At present, there are few studies on dry connection of prefabricated shear wall structures. Takagi Jiro and Changjiang Takuya in Japan proposed a steel bar-steel welding method in prefabricated shear walls. Place the steel plate at the place, weld the steel bars at the grooves of the upper and lower shear walls to the steel plates, and finally seal the grooves with non-shrinking high-strength mortar. Sun Jian of Southeast University proposed a new fully assembled reinforced concrete shear wall connected by high-strength bolts. The end is welded to the inner side of the embedded frame, and the upper and lower prefabricated shear walls with the embedded frame are connected by high-strength bolts and connecting steel frames.

To sum up, wet connection plays a dominant role in the connection method of prefabricated shear wall structures. Many wet connection methods have been proved to have the same performance as cast-in-place and have been used in engineering practice, while the research on dry connection has been carried out in recent ten years. It has only started to appear in a few years, and the research is few and the node form is relatively complicated. While the research on wet connection and dry connection of prefabricated concrete structure has achieved a series of considerable results, there are also the following problems:

(1) The wet connection method can only improve the building construction speed to a certain extent. Because this type of scheme inevitably has secondary pouring processes such as structural columns and laminated slabs, which limits the building construction speed. The prefabricated shear wall structure using wet connection can save 30-50% of the construction period compared with the traditional structure, so further research on node connection is needed to speed up the construction without greatly reducing the force.

(2) The construction quality of the wet connection method is not easy to guarantee. In the construction of this kind of scheme, because the grouting of the overlapping hole of the sleeve and the steel bar is not dense, etc., it often occurs that the steel bar cannot effectively transmit force and the construction quality is difficult to be guaranteed. In practical applications, the grouting is not dense and leads to poor stress of the lapped steel bars. Therefore, reducing the use of reserved holes or sleeves to avoid poor force transmission of steel bars is an important direction for joint research.
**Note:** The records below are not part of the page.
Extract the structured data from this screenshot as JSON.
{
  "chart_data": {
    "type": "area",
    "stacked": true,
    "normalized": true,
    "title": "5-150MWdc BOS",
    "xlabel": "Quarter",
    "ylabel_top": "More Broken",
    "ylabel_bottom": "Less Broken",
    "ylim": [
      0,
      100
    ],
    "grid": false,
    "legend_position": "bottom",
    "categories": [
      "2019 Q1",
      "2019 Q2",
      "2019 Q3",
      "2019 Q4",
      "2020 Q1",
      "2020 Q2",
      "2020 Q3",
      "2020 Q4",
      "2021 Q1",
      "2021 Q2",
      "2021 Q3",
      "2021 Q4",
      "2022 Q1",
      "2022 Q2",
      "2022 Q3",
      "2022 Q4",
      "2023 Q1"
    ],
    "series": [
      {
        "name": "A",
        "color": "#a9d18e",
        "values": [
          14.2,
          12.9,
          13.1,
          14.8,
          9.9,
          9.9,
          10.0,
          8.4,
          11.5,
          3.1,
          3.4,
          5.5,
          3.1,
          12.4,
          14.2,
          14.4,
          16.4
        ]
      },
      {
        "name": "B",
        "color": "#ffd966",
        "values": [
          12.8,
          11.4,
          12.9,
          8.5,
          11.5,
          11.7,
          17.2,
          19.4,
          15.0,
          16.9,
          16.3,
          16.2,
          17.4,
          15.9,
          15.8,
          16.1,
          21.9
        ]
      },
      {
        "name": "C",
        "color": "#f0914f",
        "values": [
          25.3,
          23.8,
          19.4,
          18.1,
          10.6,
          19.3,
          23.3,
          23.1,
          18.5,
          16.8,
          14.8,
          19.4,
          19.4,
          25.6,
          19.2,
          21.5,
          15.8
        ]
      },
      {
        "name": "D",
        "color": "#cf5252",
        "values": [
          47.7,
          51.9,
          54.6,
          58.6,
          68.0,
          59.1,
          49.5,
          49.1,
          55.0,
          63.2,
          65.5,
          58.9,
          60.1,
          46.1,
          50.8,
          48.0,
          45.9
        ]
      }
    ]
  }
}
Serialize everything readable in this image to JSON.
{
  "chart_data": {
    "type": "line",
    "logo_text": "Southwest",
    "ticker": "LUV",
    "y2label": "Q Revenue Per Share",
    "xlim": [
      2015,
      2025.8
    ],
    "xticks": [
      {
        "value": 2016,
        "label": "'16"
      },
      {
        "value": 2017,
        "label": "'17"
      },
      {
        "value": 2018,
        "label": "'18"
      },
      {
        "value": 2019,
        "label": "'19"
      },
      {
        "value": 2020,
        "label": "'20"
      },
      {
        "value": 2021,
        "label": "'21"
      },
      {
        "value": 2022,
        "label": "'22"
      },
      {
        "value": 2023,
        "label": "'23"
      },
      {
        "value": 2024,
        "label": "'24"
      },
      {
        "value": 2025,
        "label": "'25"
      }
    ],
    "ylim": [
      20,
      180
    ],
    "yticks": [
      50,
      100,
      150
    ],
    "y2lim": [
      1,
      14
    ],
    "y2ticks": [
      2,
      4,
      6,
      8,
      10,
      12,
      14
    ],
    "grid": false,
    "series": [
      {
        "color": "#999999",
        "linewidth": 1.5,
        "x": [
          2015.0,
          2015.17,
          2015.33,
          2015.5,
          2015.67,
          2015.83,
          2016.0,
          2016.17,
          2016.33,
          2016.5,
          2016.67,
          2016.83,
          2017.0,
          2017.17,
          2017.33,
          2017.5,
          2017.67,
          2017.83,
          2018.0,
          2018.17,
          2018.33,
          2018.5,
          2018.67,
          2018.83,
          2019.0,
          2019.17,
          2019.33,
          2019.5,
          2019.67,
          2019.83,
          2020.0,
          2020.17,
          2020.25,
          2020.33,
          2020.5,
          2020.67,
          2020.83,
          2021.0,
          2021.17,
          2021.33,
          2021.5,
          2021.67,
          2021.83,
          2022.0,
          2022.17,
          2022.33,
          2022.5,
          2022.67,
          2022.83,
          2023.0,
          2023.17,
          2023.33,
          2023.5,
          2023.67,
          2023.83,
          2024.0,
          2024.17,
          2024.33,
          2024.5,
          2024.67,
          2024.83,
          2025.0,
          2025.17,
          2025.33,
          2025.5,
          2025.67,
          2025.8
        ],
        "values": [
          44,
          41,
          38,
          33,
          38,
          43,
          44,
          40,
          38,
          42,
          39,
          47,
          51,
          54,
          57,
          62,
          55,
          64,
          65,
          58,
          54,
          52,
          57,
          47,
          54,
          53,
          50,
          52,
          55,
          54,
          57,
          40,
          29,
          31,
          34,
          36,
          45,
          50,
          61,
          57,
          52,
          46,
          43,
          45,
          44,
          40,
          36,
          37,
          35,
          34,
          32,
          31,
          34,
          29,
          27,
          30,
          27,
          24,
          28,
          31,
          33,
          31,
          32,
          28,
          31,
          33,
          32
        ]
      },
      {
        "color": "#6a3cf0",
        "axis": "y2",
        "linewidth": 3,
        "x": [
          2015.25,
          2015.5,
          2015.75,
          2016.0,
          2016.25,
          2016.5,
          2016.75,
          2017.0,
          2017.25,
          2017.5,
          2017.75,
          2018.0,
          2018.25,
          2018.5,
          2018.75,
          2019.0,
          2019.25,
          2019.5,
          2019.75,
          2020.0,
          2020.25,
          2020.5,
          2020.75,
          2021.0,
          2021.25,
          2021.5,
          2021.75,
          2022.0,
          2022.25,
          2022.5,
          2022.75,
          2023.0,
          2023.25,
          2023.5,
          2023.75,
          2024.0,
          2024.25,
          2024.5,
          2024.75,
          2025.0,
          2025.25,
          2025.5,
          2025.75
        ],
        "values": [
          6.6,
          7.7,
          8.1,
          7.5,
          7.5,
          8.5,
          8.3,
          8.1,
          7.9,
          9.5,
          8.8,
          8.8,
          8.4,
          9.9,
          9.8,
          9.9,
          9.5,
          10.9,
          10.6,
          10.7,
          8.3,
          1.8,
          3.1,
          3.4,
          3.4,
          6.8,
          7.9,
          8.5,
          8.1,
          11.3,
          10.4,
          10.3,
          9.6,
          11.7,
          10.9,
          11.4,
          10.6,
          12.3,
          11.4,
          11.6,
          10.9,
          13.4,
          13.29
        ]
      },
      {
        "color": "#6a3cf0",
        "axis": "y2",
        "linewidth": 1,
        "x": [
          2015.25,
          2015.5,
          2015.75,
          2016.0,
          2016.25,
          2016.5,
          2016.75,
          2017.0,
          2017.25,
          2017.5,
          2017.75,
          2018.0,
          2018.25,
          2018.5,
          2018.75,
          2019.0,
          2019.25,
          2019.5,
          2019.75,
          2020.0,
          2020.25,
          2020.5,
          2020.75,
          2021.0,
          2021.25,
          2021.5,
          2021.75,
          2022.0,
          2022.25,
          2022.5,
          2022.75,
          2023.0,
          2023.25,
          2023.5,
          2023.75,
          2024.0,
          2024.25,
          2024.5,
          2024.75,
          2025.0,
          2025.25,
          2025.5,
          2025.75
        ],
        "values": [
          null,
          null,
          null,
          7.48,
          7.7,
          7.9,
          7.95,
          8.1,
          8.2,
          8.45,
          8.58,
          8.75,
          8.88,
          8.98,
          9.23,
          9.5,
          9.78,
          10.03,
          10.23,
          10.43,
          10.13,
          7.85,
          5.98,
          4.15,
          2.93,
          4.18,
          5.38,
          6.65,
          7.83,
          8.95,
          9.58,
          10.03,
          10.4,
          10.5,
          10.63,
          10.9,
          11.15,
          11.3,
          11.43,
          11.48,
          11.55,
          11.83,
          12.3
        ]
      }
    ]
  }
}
(3) The cost of the wet connection method is very high. Because there are many secondary pouring processes and the connection of the nodes requires a large number of experienced workers to operate, and at the same time, the amount of steel used in the connection parts of the nodes is large and the connecting devices such as sleeves are expensive, so the construction cost is very high. During the construction of Building No. 14 in Wenluo Township, due to the lack of skilled workers, immature construction technology, and unreasonable construction organization design, the construction cost of Building No. 14 was significantly higher than that of other buildings that were cast on site.

(4) In the existing dry connection method, the operating space of the steel bar and the steel plate is small, the welding connection process and the joint form are relatively complicated, and the amount of steel used in the connection part is large, requiring a large number of skilled workers, so it is not very suitable for large-scale use.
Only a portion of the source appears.